Purpose: This study aimed to explore associations between ABO blood type and postoperative adjacent segment degeneration/disease (ASD) following lumbar spine fusion, as well as evaluate differences in spinopelvic alignment, perioperative care, postoperative complications, and patient-reported outcome measures (PROMs).

Methods: An ambispective study was performed. Patients who underwent posterolateral or posterior lumbar interbody fusion were included. Demographic, perioperative and postoperative, clinical, and blood type information was recorded. Pre- and post-operative radiographic imaging was analyzed for alignment parameters and development of ASD.

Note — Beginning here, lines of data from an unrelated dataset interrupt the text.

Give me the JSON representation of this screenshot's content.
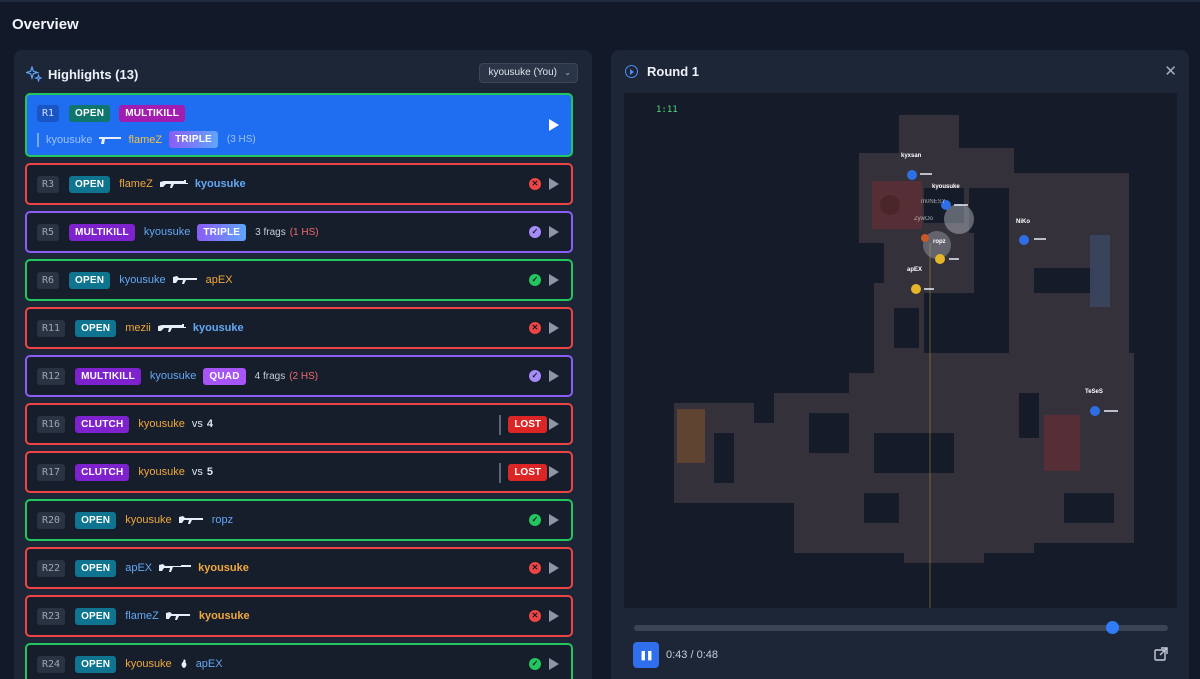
{
  "page": {
    "title": "Overview"
  },
  "highlights": {
    "title": "Highlights (13)",
    "player_filter": "kyousuke (You)",
    "rows": [
      {
        "round": "R1",
        "badges": [
          "OPEN",
          "MULTIKILL"
        ],
        "killer": "kyousuke",
        "victim": "flameZ",
        "tag": "TRIPLE",
        "hs": "(3 HS)",
        "border": "green",
        "active": true
      },
      {
        "round": "R3",
        "badge": "OPEN",
        "killer": "flameZ",
        "victim": "kyousuke",
        "result": "loss",
        "border": "red"
      },
      {
        "round": "R5",
        "badge": "MULTIKILL",
        "killer": "kyousuke",
        "tag": "TRIPLE",
        "frags": "3 frags",
        "hs": "(1 HS)",
        "result": "multi",
        "border": "purple"
      },
      {
        "round": "R6",
        "badge": "OPEN",
        "killer": "kyousuke",
        "victim": "apEX",
        "result": "win",
        "border": "green"
      },
      {
        "round": "R11",
        "badge": "OPEN",
        "killer": "mezii",
        "victim": "kyousuke",
        "result": "loss",
        "border": "red"
      },
      {
        "round": "R12",
        "badge": "MULTIKILL",
        "killer": "kyousuke",
        "tag": "QUAD",
        "frags": "4 frags",
        "hs": "(2 HS)",
        "result": "multi",
        "border": "purple"
      },
      {
        "round": "R16",
        "badge": "CLUTCH",
        "killer": "kyousuke",
        "vs": "vs",
        "vs_count": "4",
        "outcome": "LOST",
        "border": "red"
      },
      {
        "round": "R17",
        "badge": "CLUTCH",
        "killer": "kyousuke",
        "vs": "vs",
        "vs_count": "5",
        "outcome": "LOST",
        "border": "red"
      },
      {
        "round": "R20",
        "badge": "OPEN",
        "killer": "kyousuke",
        "victim": "ropz",
        "result": "win",
        "border": "green"
      },
      {
        "round": "R22",
        "badge": "OPEN",
        "killer": "apEX",
        "victim": "kyousuke",
        "result": "loss",
        "border": "red"
      },
      {
        "round": "R23",
        "badge": "OPEN",
        "killer": "flameZ",
        "victim": "kyousuke",
        "result": "loss",
        "border": "red"
      },
      {
        "round": "R24",
        "badge": "OPEN",
        "killer": "kyousuke",
        "victim": "apEX",
        "result": "win",
        "border": "green"
      }
    ]
  },
  "round": {
    "title": "Round 1",
    "timer": "1:11",
    "players": [
      "kyxsan",
      "kyousuke",
      "m0NESY",
      "ZywOo",
      "ropz",
      "apEX",
      "NiKo",
      "TeSeS"
    ],
    "player_icons": {
      "ct": "#2f6fe6",
      "t": "#e6b62a"
    },
    "playback": {
      "time": "0:43 / 0:48",
      "progress": 0.896
    }
  },
  "colors": {
    "accent": "#2f7cf6",
    "win": "#22c55e",
    "loss": "#ef4444",
    "multi": "#8b5cf6"
  }
}
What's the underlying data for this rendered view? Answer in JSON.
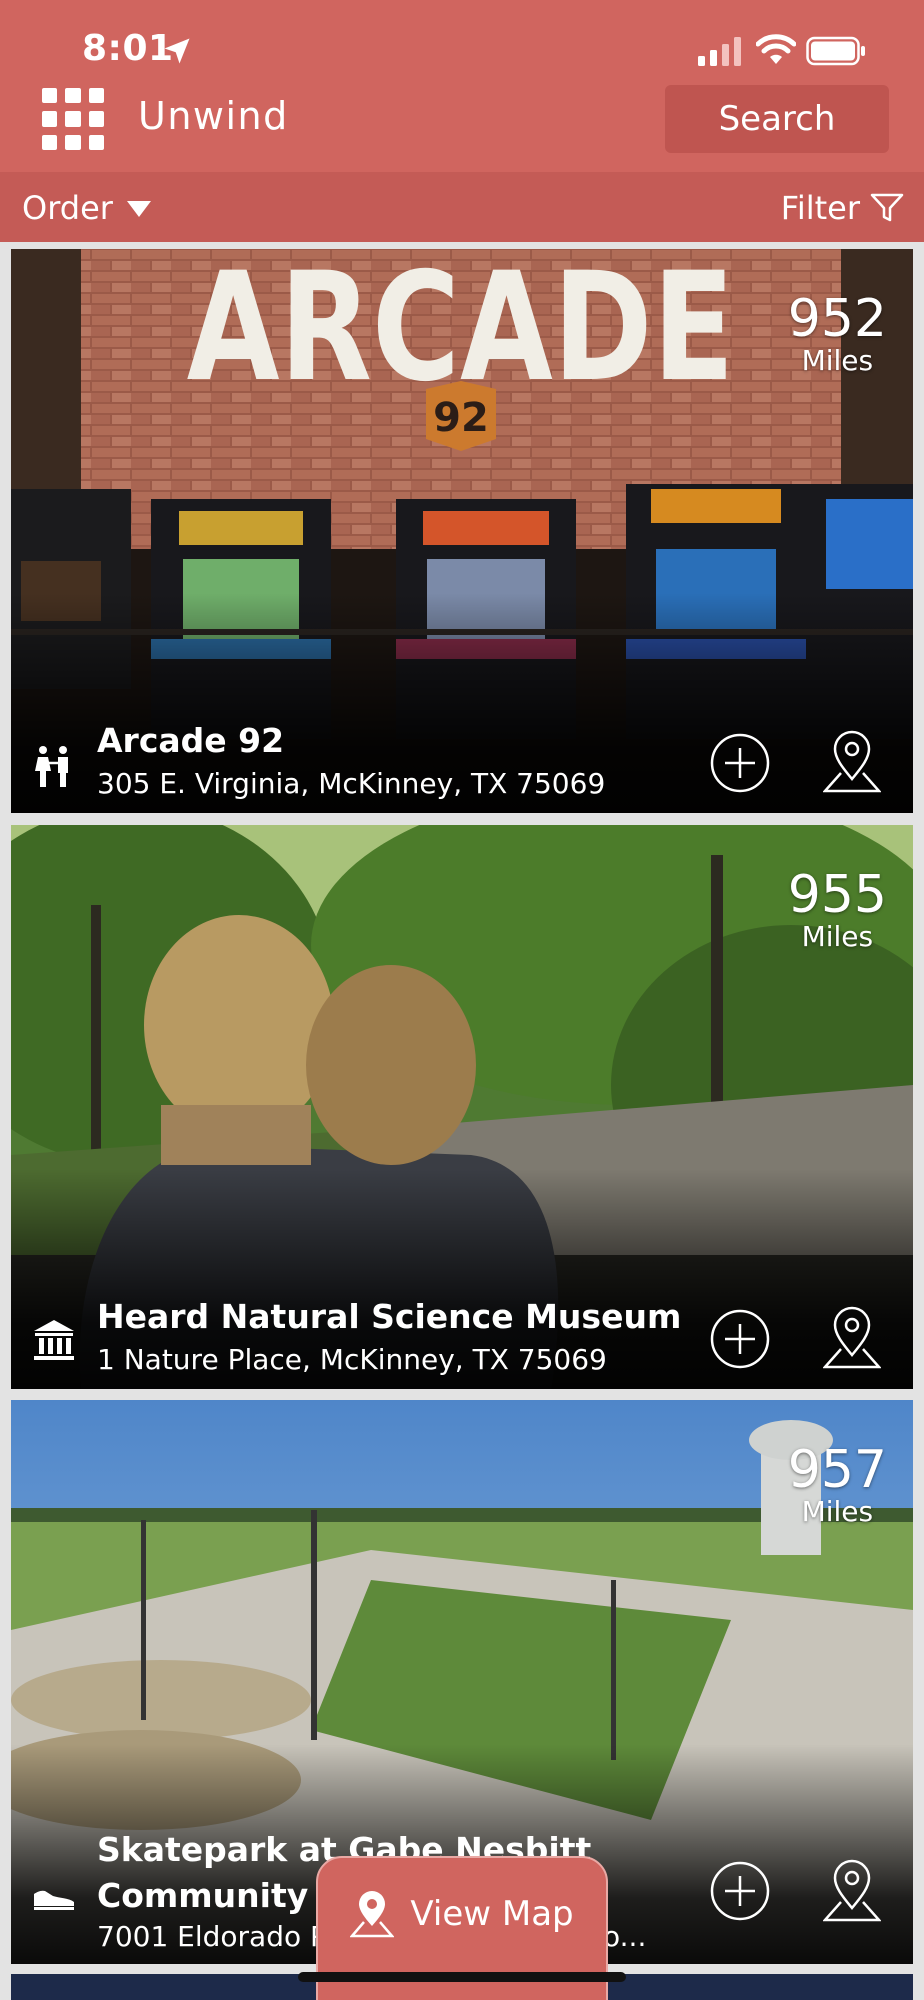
{
  "status_bar": {
    "time": "8:01"
  },
  "header": {
    "title": "Unwind",
    "search_label": "Search"
  },
  "toolbar": {
    "order_label": "Order",
    "filter_label": "Filter"
  },
  "cards": [
    {
      "name": "Arcade 92",
      "name_line2": "",
      "address": "305 E. Virginia, McKinney, TX 75069",
      "distance": "952",
      "distance_unit": "Miles",
      "category_icon": "family-icon"
    },
    {
      "name": "Heard Natural Science Museum",
      "name_line2": "",
      "address": "1 Nature Place, McKinney, TX 75069",
      "distance": "955",
      "distance_unit": "Miles",
      "category_icon": "museum-icon"
    },
    {
      "name": "Skatepark at Gabe Nesbitt",
      "name_line2": "Community P",
      "address": "7001 Eldorado P",
      "address_tail": "o...",
      "distance": "957",
      "distance_unit": "Miles",
      "category_icon": "sneaker-icon"
    }
  ],
  "map_button": {
    "label": "View Map"
  }
}
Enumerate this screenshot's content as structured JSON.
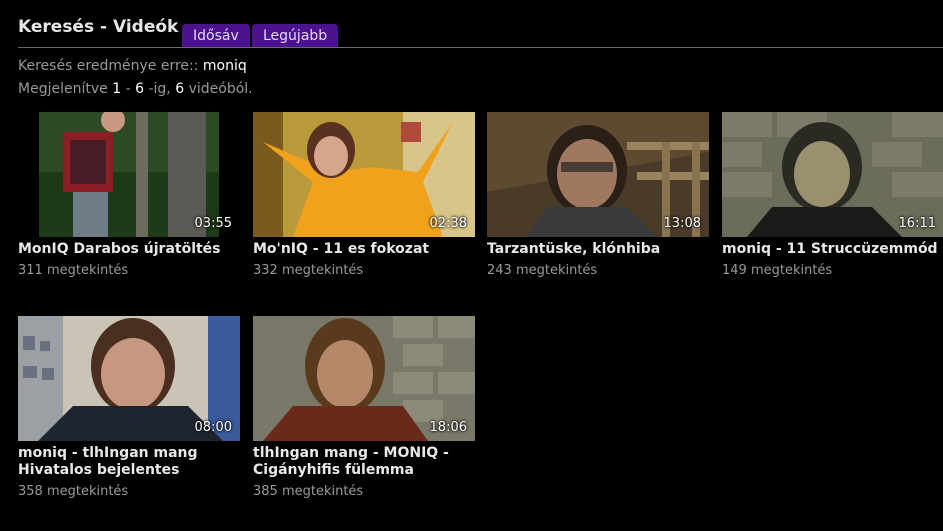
{
  "header": {
    "title": "Keresés - Videók",
    "tabs": [
      {
        "label": "Idősáv"
      },
      {
        "label": "Legújabb"
      }
    ]
  },
  "results": {
    "query_label": "Keresés eredménye erre::",
    "query": "moniq",
    "showing_prefix": "Megjelenítve",
    "from": "1",
    "dash": "-",
    "to": "6",
    "to_suffix": "-ig,",
    "total": "6",
    "total_suffix": "videóból."
  },
  "videos": [
    {
      "title": "MonIQ Darabos újratöltés",
      "views": "311 megtekintés",
      "duration": "03:55",
      "thumb": "forest"
    },
    {
      "title": "Mo'nIQ - 11 es fokozat",
      "views": "332 megtekintés",
      "duration": "02:38",
      "thumb": "yellow"
    },
    {
      "title": "Tarzantüske, klónhiba",
      "views": "243 megtekintés",
      "duration": "13:08",
      "thumb": "attic"
    },
    {
      "title": "moniq - 11 Struccüzemmód",
      "views": "149 megtekintés",
      "duration": "16:11",
      "thumb": "brickcap"
    },
    {
      "title": "moniq - tlhIngan mang Hivatalos bejelentes",
      "views": "358 megtekintés",
      "duration": "08:00",
      "thumb": "room"
    },
    {
      "title": "tlhIngan mang - MONIQ - Cigányhifis fülemma",
      "views": "385 megtekintés",
      "duration": "18:06",
      "thumb": "brick"
    }
  ]
}
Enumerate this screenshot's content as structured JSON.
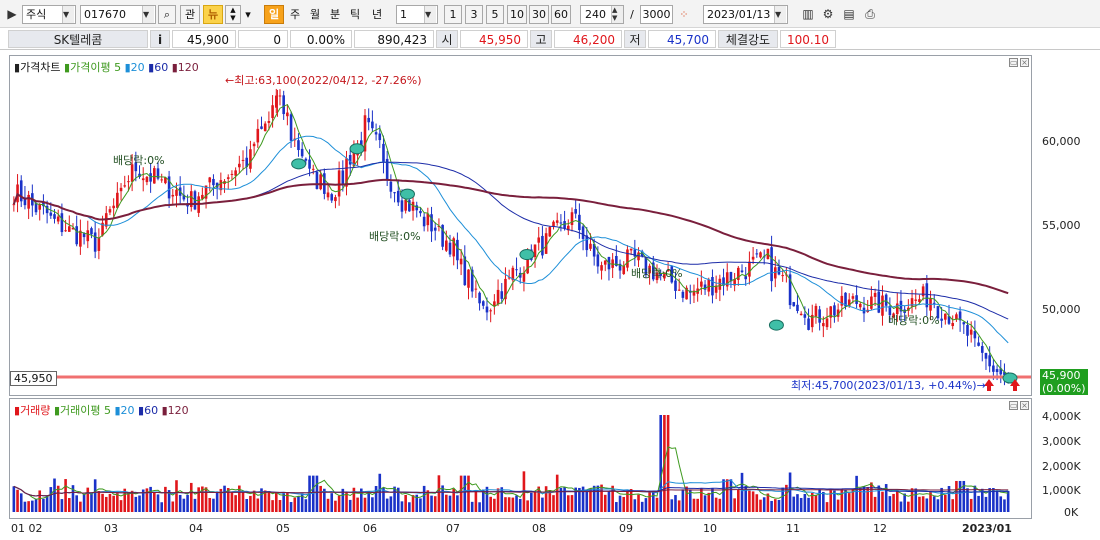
{
  "toolbar": {
    "market": "주식",
    "code": "017670",
    "btn_watch": "관",
    "btn_news": "뉴",
    "periods": [
      "일",
      "주",
      "월",
      "분",
      "틱",
      "년"
    ],
    "interval": "1",
    "quick_intervals": [
      "1",
      "3",
      "5",
      "10",
      "30",
      "60"
    ],
    "count": "240",
    "separator": "/",
    "total": "3000",
    "date": "2023/01/13"
  },
  "quote": {
    "name": "SK텔레콤",
    "info_btn": "i",
    "price": "45,900",
    "change": "0",
    "change_pct": "0.00%",
    "volume": "890,423",
    "open_label": "시",
    "open": "45,950",
    "high_label": "고",
    "high": "46,200",
    "low_label": "저",
    "low": "45,700",
    "strength_label": "체결강도",
    "strength": "100.10"
  },
  "price_pane": {
    "legend": [
      "가격차트",
      "가격이평",
      "5",
      "20",
      "60",
      "120"
    ],
    "axis_labels": [
      "60,000",
      "55,000",
      "50,000"
    ],
    "high_annotation": "←최고:63,100(2022/04/12,  -27.26%)",
    "low_annotation": "최저:45,700(2023/01/13,  +0.44%)→",
    "dividend_labels": [
      "배당락:0%",
      "배당락:0%",
      "배당락:0%",
      "배당락:0%"
    ],
    "cursor_price": "45,950",
    "current_price": "45,900",
    "current_change": "(0.00%)"
  },
  "volume_pane": {
    "legend": [
      "거래량",
      "거래이평",
      "5",
      "20",
      "60",
      "120"
    ],
    "axis_labels": [
      "4,000K",
      "3,000K",
      "2,000K",
      "1,000K",
      "0K"
    ]
  },
  "x_axis": [
    "01 02",
    "03",
    "04",
    "05",
    "06",
    "07",
    "08",
    "09",
    "10",
    "11",
    "12",
    "2023/01"
  ],
  "colors": {
    "up": "#e0161b",
    "down": "#1a32c8",
    "ma5": "#3f9a1f",
    "ma20": "#1d8fd8",
    "ma60": "#1c2ca8",
    "ma120": "#7a1f3c",
    "hline": "#f07070",
    "accent": "#f7a21b"
  },
  "chart_data": {
    "type": "candlestick",
    "title": "",
    "x_range": [
      "2022/01/02",
      "2023/01/13"
    ],
    "y_range": [
      45700,
      63100
    ],
    "high": {
      "value": 63100,
      "date": "2022/04/12",
      "pct": -27.26
    },
    "low": {
      "value": 45700,
      "date": "2023/01/13",
      "pct": 0.44
    },
    "anchors": [
      [
        "2022/01/03",
        57000
      ],
      [
        "2022/01/20",
        55000
      ],
      [
        "2022/02/02",
        54000
      ],
      [
        "2022/02/17",
        58500
      ],
      [
        "2022/03/10",
        56500
      ],
      [
        "2022/04/01",
        59000
      ],
      [
        "2022/04/12",
        62500
      ],
      [
        "2022/04/25",
        58000
      ],
      [
        "2022/05/03",
        57000
      ],
      [
        "2022/05/16",
        61000
      ],
      [
        "2022/05/27",
        57000
      ],
      [
        "2022/06/16",
        54000
      ],
      [
        "2022/06/29",
        50000
      ],
      [
        "2022/07/18",
        53500
      ],
      [
        "2022/08/02",
        55500
      ],
      [
        "2022/08/12",
        52500
      ],
      [
        "2022/08/25",
        53000
      ],
      [
        "2022/09/15",
        51000
      ],
      [
        "2022/09/30",
        52000
      ],
      [
        "2022/10/14",
        53000
      ],
      [
        "2022/10/31",
        49500
      ],
      [
        "2022/11/17",
        50500
      ],
      [
        "2022/12/01",
        50200
      ],
      [
        "2022/12/15",
        50800
      ],
      [
        "2022/12/27",
        49000
      ],
      [
        "2023/01/05",
        47000
      ],
      [
        "2023/01/13",
        45900
      ]
    ],
    "volume_range": [
      0,
      4000000
    ],
    "volume_spikes": [
      [
        "2022/09/06",
        4000000
      ],
      [
        "2022/04/26",
        1500000
      ],
      [
        "2022/06/22",
        1500000
      ],
      [
        "2022/09/29",
        1350000
      ],
      [
        "2022/12/27",
        1280000
      ]
    ]
  }
}
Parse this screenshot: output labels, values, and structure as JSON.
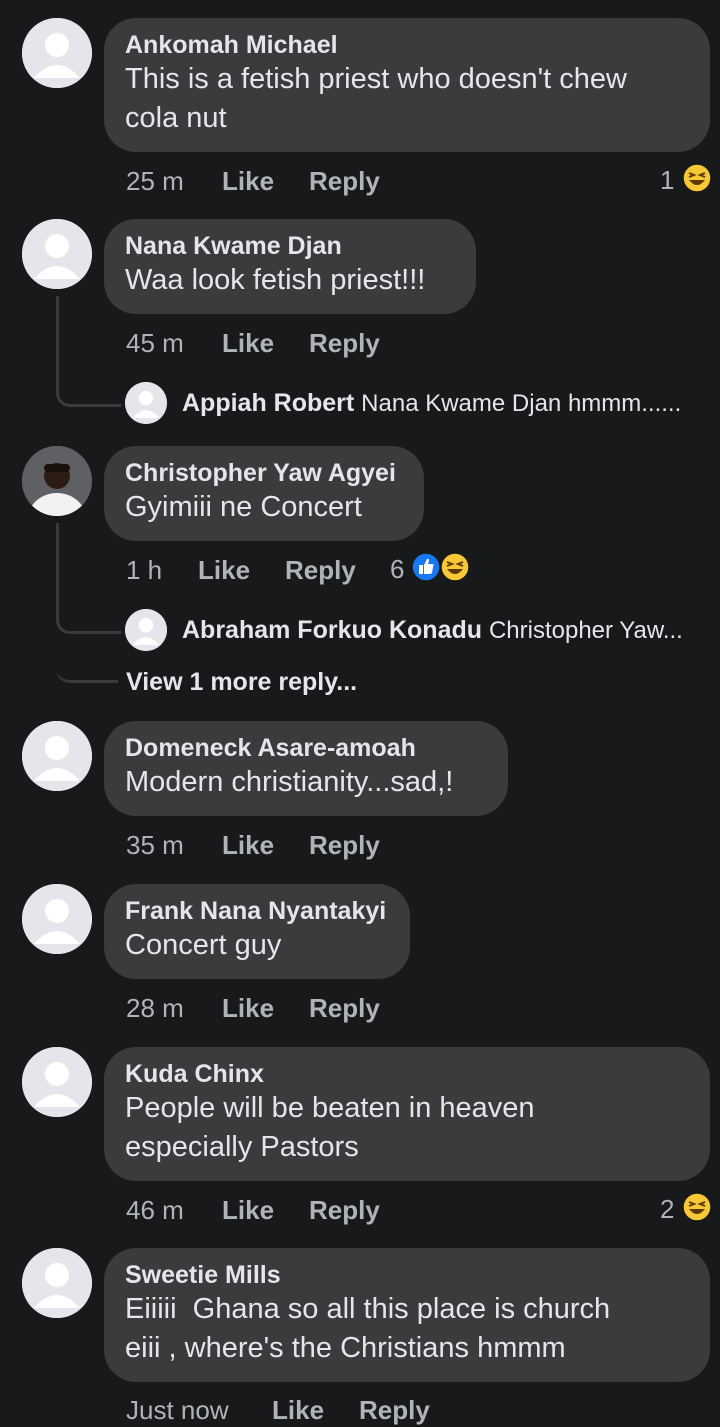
{
  "comments": [
    {
      "name": "Ankomah Michael",
      "text": [
        "This is a fetish priest who doesn't chew",
        "cola nut"
      ],
      "time": "25 m",
      "like": "Like",
      "reply": "Reply",
      "reactions": "1",
      "reaction_icons": [
        "haha-emoji-icon"
      ]
    },
    {
      "name": "Nana Kwame Djan",
      "text": [
        "Waa look fetish priest!!!"
      ],
      "time": "45 m",
      "like": "Like",
      "reply": "Reply",
      "replies": [
        {
          "name": "Appiah Robert",
          "text": "Nana Kwame Djan hmmm......"
        }
      ]
    },
    {
      "name": "Christopher Yaw Agyei",
      "text": [
        "Gyimiii ne Concert"
      ],
      "time": "1 h",
      "like": "Like",
      "reply": "Reply",
      "reactions": "6",
      "reaction_icons": [
        "like-reaction-icon",
        "haha-emoji-icon"
      ],
      "replies": [
        {
          "name": "Abraham Forkuo Konadu",
          "text": "Christopher Yaw..."
        }
      ],
      "more_replies": "View 1 more reply..."
    },
    {
      "name": "Domeneck Asare-amoah",
      "text": [
        "Modern christianity...sad,!"
      ],
      "time": "35 m",
      "like": "Like",
      "reply": "Reply"
    },
    {
      "name": "Frank Nana Nyantakyi",
      "text": [
        "Concert guy"
      ],
      "time": "28 m",
      "like": "Like",
      "reply": "Reply"
    },
    {
      "name": "Kuda Chinx",
      "text": [
        "People will be beaten in heaven",
        "especially Pastors"
      ],
      "time": "46 m",
      "like": "Like",
      "reply": "Reply",
      "reactions": "2",
      "reaction_icons": [
        "haha-emoji-icon"
      ]
    },
    {
      "name": "Sweetie Mills",
      "text": [
        "Eiiiii  Ghana so all this place is church",
        "eiii , where's the Christians hmmm"
      ],
      "time": "Just now",
      "like": "Like",
      "reply": "Reply"
    }
  ],
  "colors": {
    "background": "#18191a",
    "bubble": "#3a3b3c",
    "text": "#e4e6eb",
    "muted": "#b0b3b8",
    "like_blue": "#1877f2",
    "haha_yellow": "#f7c836"
  }
}
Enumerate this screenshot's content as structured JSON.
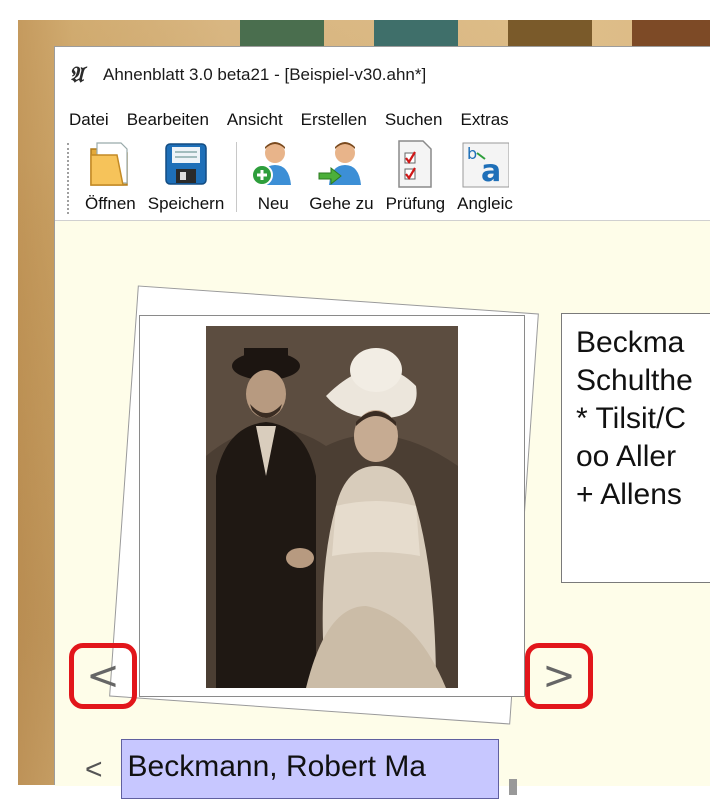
{
  "window": {
    "title": "Ahnenblatt 3.0 beta21 - [Beispiel-v30.ahn*]",
    "app_icon_glyph": "𝔄"
  },
  "menu": {
    "items": [
      "Datei",
      "Bearbeiten",
      "Ansicht",
      "Erstellen",
      "Suchen",
      "Extras"
    ]
  },
  "toolbar": {
    "buttons": [
      {
        "label": "Öffnen",
        "icon": "folder-icon"
      },
      {
        "label": "Speichern",
        "icon": "floppy-disk-icon"
      },
      {
        "label": "Neu",
        "icon": "add-person-icon"
      },
      {
        "label": "Gehe zu",
        "icon": "goto-person-icon"
      },
      {
        "label": "Prüfung",
        "icon": "checklist-icon"
      },
      {
        "label": "Angleic",
        "icon": "replace-text-icon"
      }
    ]
  },
  "person_info": {
    "lines": [
      "Beckma",
      "Schulthe",
      "* Tilsit/C",
      "oo Aller",
      "+ Allens"
    ]
  },
  "photo_nav": {
    "prev": "<",
    "next": ">"
  },
  "name_selector": {
    "prev": "<",
    "value": "Beckmann, Robert Ma"
  },
  "colors": {
    "highlight_border": "#e2161b",
    "name_field_bg": "#c7c7ff",
    "content_bg": "#fefde9"
  }
}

Results: 445 patients were included, representing O+ (36.0%), O- (5.2%), A+ (36.2%), A- (6.3%), B+ (12.1%), B- (1.6%), and AB+ (2.7%) blood types. Most patients were female (59.1%), and had a mean age of 60.3 years and BMI of 31.1 kg/m. Postoperatively, groups did not differ in duration of the hospital (p = 0.732) or intensive care unit (p = 0.830) stay, discharge disposition (p = 0.504), reoperation rate (p = 0.192), or in-hospital complication rate (p = 0.377). Postoperative epidural hematoma was most common amongst A + patients (p = 0.024). Over a mean of 11.0 months of follow-up, all patients exhibited similar improvement in PROMs, with 132 (29.7%) patients developing radiographic evidence of ASD. B + patients were significantly more likely than A + and O + patients to develop spondylolisthesis and ASD (p < 0.05). No significant differences in sagittal alignment parameters and number of levels of fusion were found (p > 0.05).

Conclusions: This is the first large-scale study to address and demonstrate proof-of-principle that ABO blood type, a non-modifiable risk factor, is associated with ASD following lumbar spine fusion.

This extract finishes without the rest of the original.